US Rep. Clay Higgins under fire for call to 'hunt and kill' suspected radicalized Muslims

U.S. Rep. Clay Higgins (R-La.) has come under fire after he suggested that people should hunt and kill all those who are suspected of being Islamic radicals in the wake of the deadly attacks in London.

(REUTERS / Toby Melville)Paramedics treat an inured person after an incident on Westminster Bridge in London, March 22, 2017.

On June 4, Rep. Higgins posted a statement on Facebook that called on people to hunt and kill Muslims suspected to have been radicalized. His suggestion drew condemnation from Christian leaders and social justice advocates, who noted that Jesus taught His followers to love and not hate their enemies, The Huffington Post detailed.

"Hunt them, identity [sic] them, and kill them. Kill them all," said Higgins on Facebook. "For the sake of all that is good and righteous. Kill them all."

Higgins also claimed that the "free world ... all of Christendom .... Is at war with Islamic horror."

Reacting to Higgins' suggestions, Jesuit priest James Martin told Huffpost that Jesus even instructed His followers to pray for their persecutors. He added that Christ demonstrated mercy and forgave the people who were directly responsible for His crucifixion.

The head of the Intelligence Project at Southern Poverty Law Center, Heidi Beirich said Higgins' statement was irresponsible because it generalized all Muslims as terrorists. She added that this kind of conversation could stoke hate crimes.
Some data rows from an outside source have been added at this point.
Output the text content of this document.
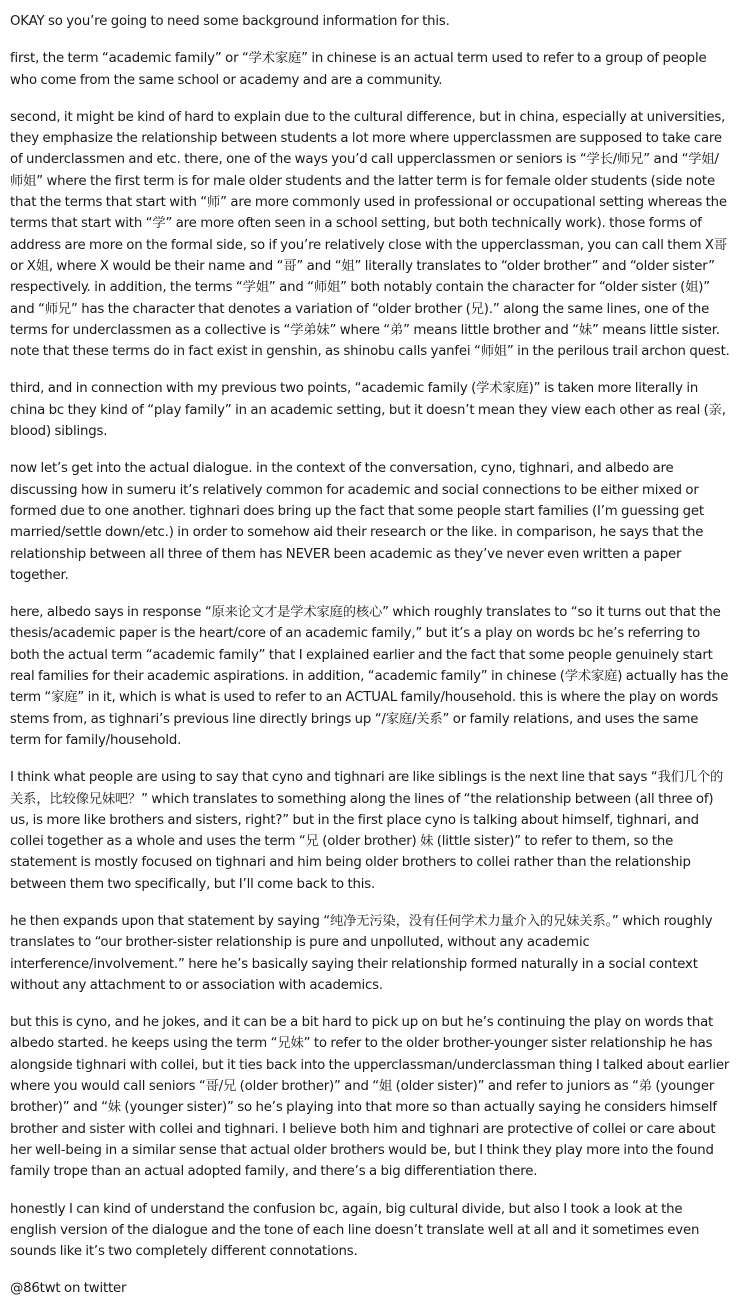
OKAY so you’re going to need some background information for this.

first, the term “academic family” or “学术家庭” in chinese is an actual term used to refer to a group of people who come from the same school or academy and are a community.

second, it might be kind of hard to explain due to the cultural difference, but in china, especially at universities, they emphasize the relationship between students a lot more where upperclassmen are supposed to take care of underclassmen and etc. there, one of the ways you’d call upperclassmen or seniors is “学长/师兄” and “学姐/师姐” where the first term is for male older students and the latter term is for female older students (side note that the terms that start with “师” are more commonly used in professional or occupational setting whereas the terms that start with “学” are more often seen in a school setting, but both technically work). those forms of address are more on the formal side, so if you’re relatively close with the upperclassman, you can call them X哥 or X姐, where X would be their name and “哥” and “姐” literally translates to “older brother” and “older sister” respectively. in addition, the terms “学姐” and “师姐” both notably contain the character for “older sister (姐)” and “师兄” has the character that denotes a variation of “older brother (兄).” along the same lines, one of the terms for underclassmen as a collective is “学弟妹” where “弟” means little brother and “妹” means little sister. note that these terms do in fact exist in genshin, as shinobu calls yanfei “师姐” in the perilous trail archon quest.

third, and in connection with my previous two points, “academic family (学术家庭)” is taken more literally in china bc they kind of “play family” in an academic setting, but it doesn’t mean they view each other as real (亲, blood) siblings.

now let’s get into the actual dialogue. in the context of the conversation, cyno, tighnari, and albedo are discussing how in sumeru it’s relatively common for academic and social connections to be either mixed or formed due to one another. tighnari does bring up the fact that some people start families (I’m guessing get married/settle down/etc.) in order to somehow aid their research or the like. in comparison, he says that the relationship between all three of them has NEVER been academic as they’ve never even written a paper together.

here, albedo says in response “原来论文才是学术家庭的核心” which roughly translates to “so it turns out that the thesis/academic paper is the heart/core of an academic family,” but it’s a play on words bc he’s referring to both the actual term “academic family” that I explained earlier and the fact that some people genuinely start real families for their academic aspirations. in addition, “academic family” in chinese (学术家庭) actually has the term “家庭” in it, which is what is used to refer to an ACTUAL family/household. this is where the play on words stems from, as tighnari’s previous line directly brings up “/家庭/关系” or family relations, and uses the same term for family/household.

I think what people are using to say that cyno and tighnari are like siblings is the next line that says “我们几个的关系，比较像兄妹吧？” which translates to something along the lines of “the relationship between (all three of) us, is more like brothers and sisters, right?” but in the first place cyno is talking about himself, tighnari, and collei together as a whole and uses the term “兄 (older brother) 妹 (little sister)” to refer to them, so the statement is mostly focused on tighnari and him being older brothers to collei rather than the relationship between them two specifically, but I’ll come back to this.

he then expands upon that statement by saying “纯净无污染，没有任何学术力量介入的兄妹关系。” which roughly translates to “our brother-sister relationship is pure and unpolluted, without any academic interference/involvement.” here he’s basically saying their relationship formed naturally in a social context without any attachment to or association with academics.

but this is cyno, and he jokes, and it can be a bit hard to pick up on but he’s continuing the play on words that albedo started. he keeps using the term “兄妹” to refer to the older brother-younger sister relationship he has alongside tighnari with collei, but it ties back into the upperclassman/underclassman thing I talked about earlier where you would call seniors “哥/兄 (older brother)” and “姐 (older sister)” and refer to juniors as “弟 (younger brother)” and “妹 (younger sister)” so he’s playing into that more so than actually saying he considers himself brother and sister with collei and tighnari. I believe both him and tighnari are protective of collei or care about her well-being in a similar sense that actual older brothers would be, but I think they play more into the found family trope than an actual adopted family, and there’s a big differentiation there.

honestly I can kind of understand the confusion bc, again, big cultural divide, but also I took a look at the english version of the dialogue and the tone of each line doesn’t translate well at all and it sometimes even sounds like it’s two completely different connotations.

@86twt on twitter
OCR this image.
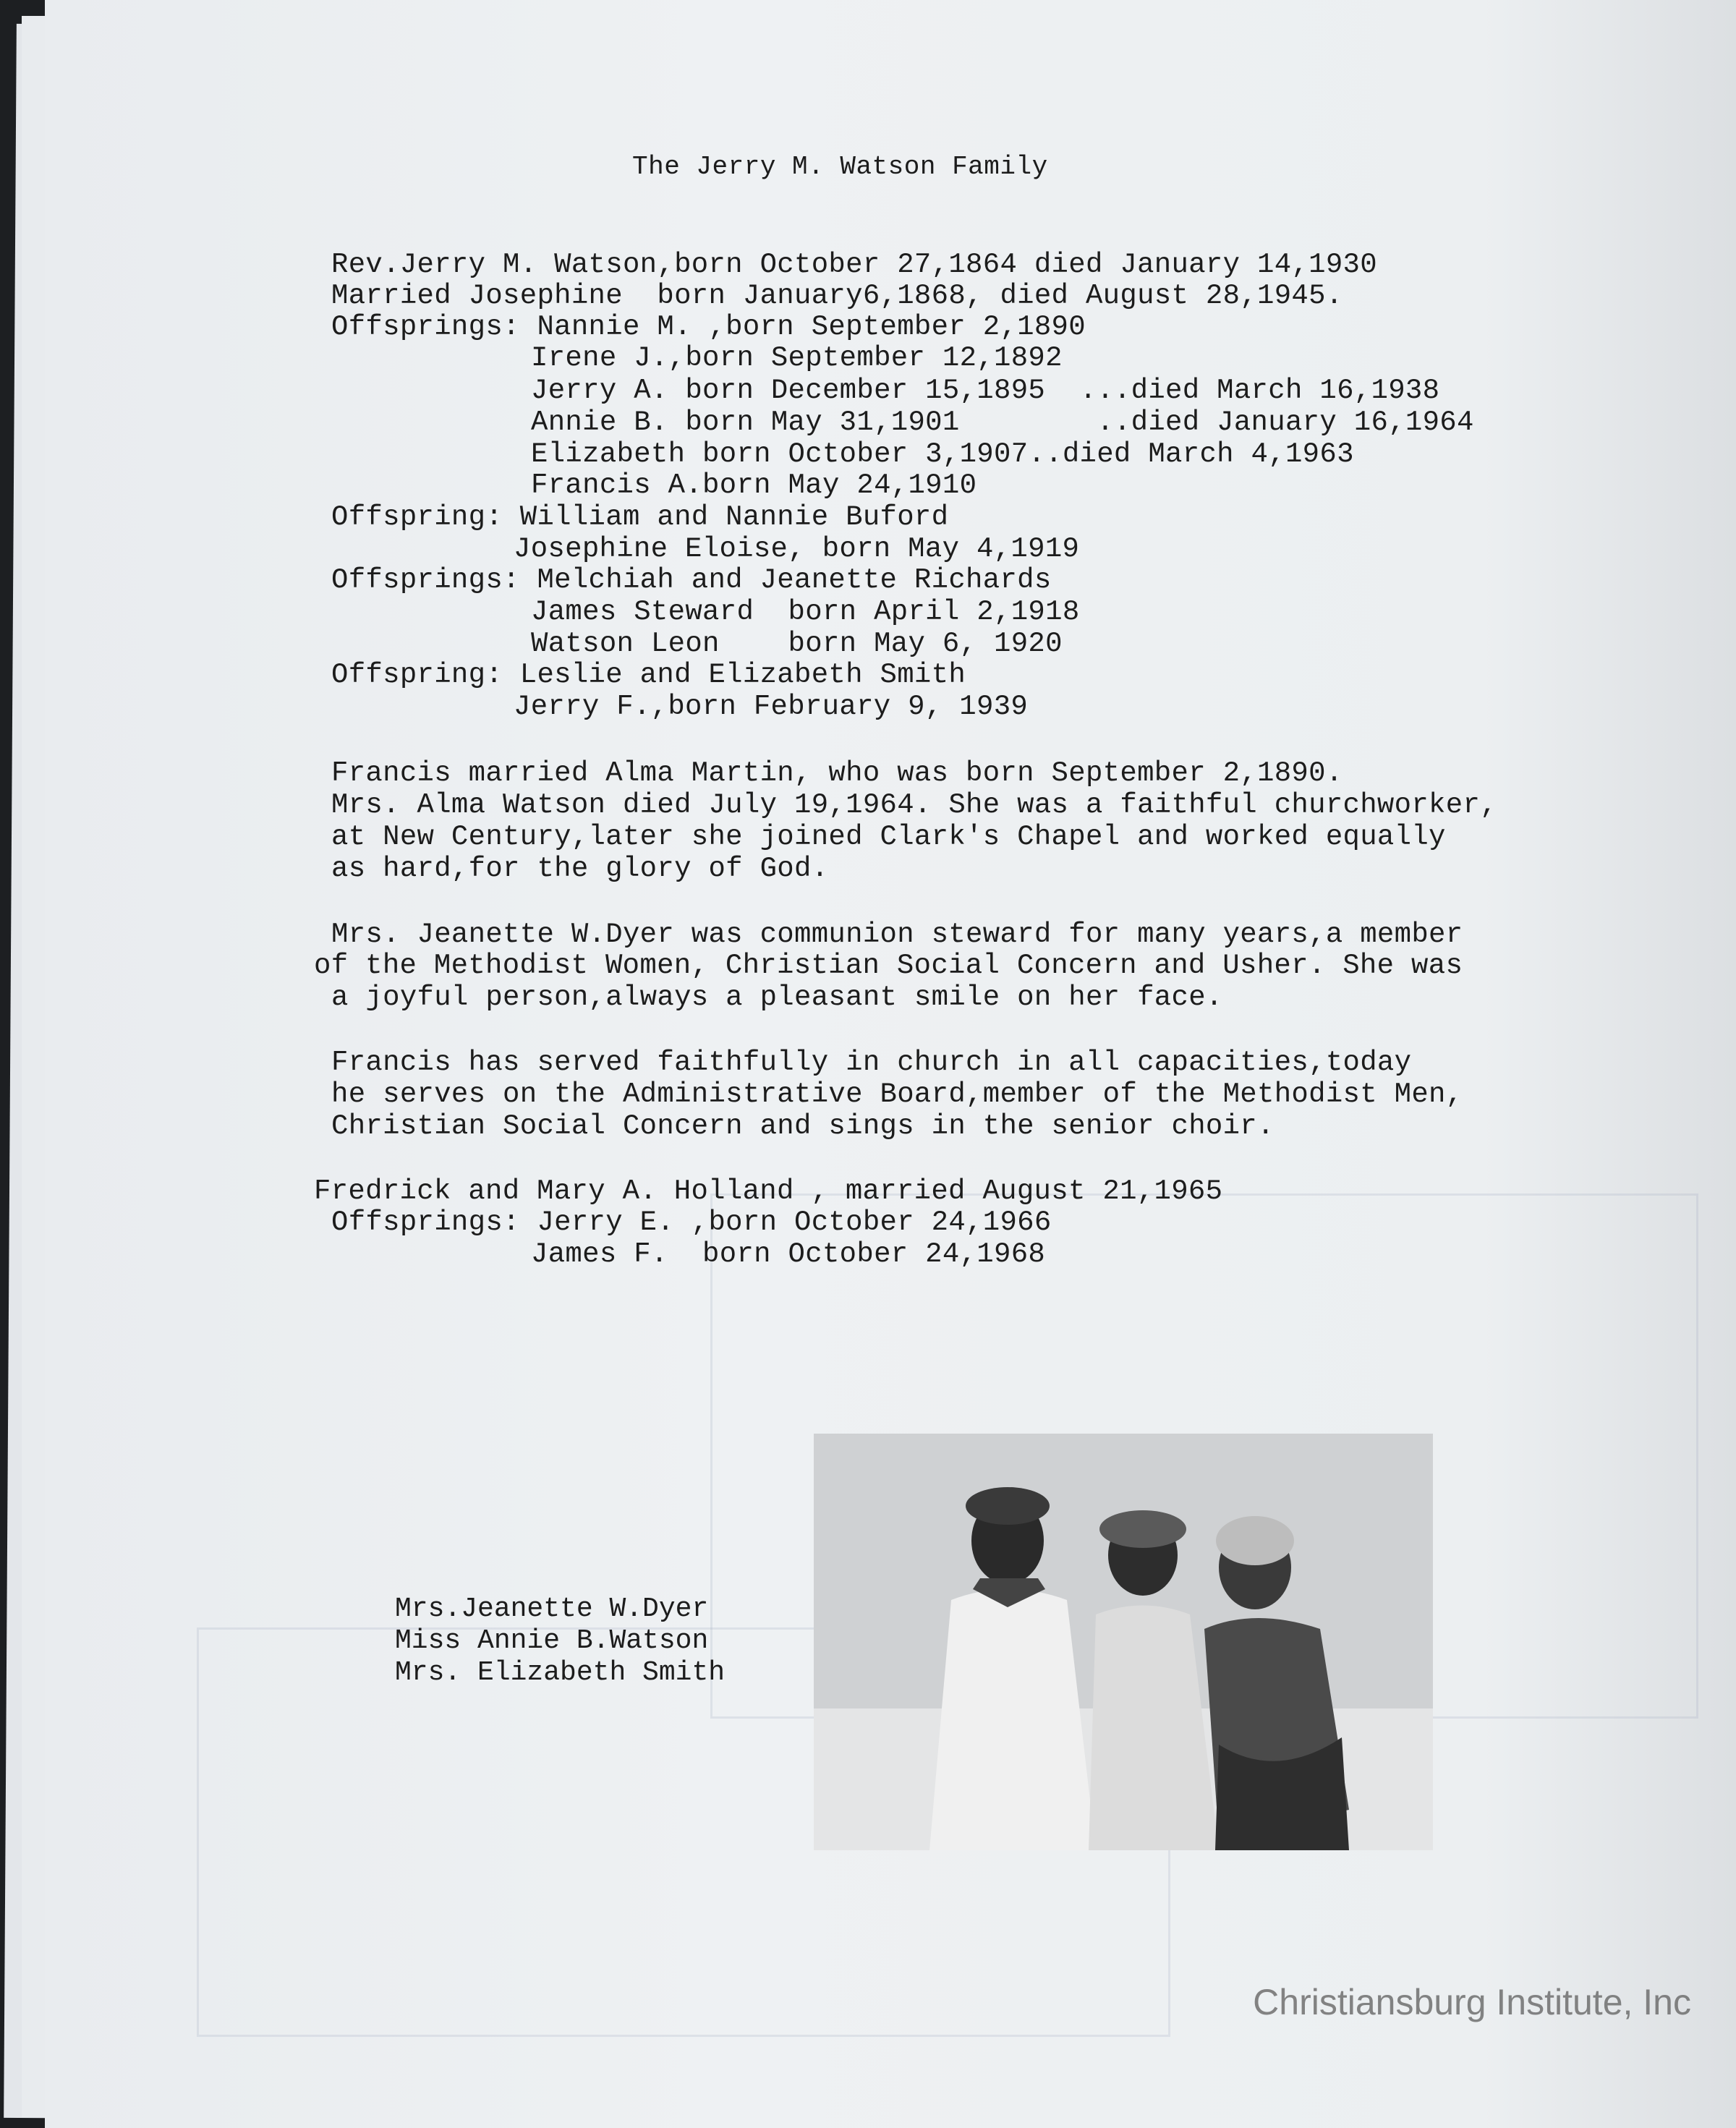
The Jerry M. Watson Family
Rev.Jerry M. Watson,born October 27,1864 died January 14,1930
Married Josephine  born January6,1868, died August 28,1945.
Offsprings: Nannie M. ,born September 2,1890
Irene J.,born September 12,1892
Jerry A. born December 15,1895  ...died March 16,1938
Annie B. born May 31,1901        ..died January 16,1964
Elizabeth born October 3,1907..died March 4,1963
Francis A.born May 24,1910
Offspring: William and Nannie Buford
Josephine Eloise, born May 4,1919
Offsprings: Melchiah and Jeanette Richards
James Steward  born April 2,1918
Watson Leon    born May 6, 1920
Offspring: Leslie and Elizabeth Smith
Jerry F.,born February 9, 1939
Francis married Alma Martin, who was born September 2,1890.
Mrs. Alma Watson died July 19,1964. She was a faithful churchworker,
at New Century,later she joined Clark's Chapel and worked equally
as hard,for the glory of God.
Mrs. Jeanette W.Dyer was communion steward for many years,a member
of the Methodist Women, Christian Social Concern and Usher. She was
a joyful person,always a pleasant smile on her face.
Francis has served faithfully in church in all capacities,today
he serves on the Administrative Board,member of the Methodist Men,
Christian Social Concern and sings in the senior choir.
Fredrick and Mary A. Holland , married August 21,1965
Offsprings: Jerry E. ,born October 24,1966
James F.  born October 24,1968
Mrs.Jeanette W.Dyer
Miss Annie B.Watson
Mrs. Elizabeth Smith
Christiansburg Institute, Inc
Meanwhile, one of the London Bridge attackers made his way into the United Kingdom even though he was placed on an EU watch list. Yousseff Zaghba, 22, was stopped by authorities at an Italian airport while he was going to Syria but was not prosecuted, the BBC reports.

When Zaghba was stopped at the Bologna airport in March 2016, authorities found ISIS-related content on his mobile phone and he was not allowed to enter Istanbul. However, the BBC home affairs correspondent Danny Shaw notes that passport control should have been notified that he had made his way into Britain, but he still was able to enter.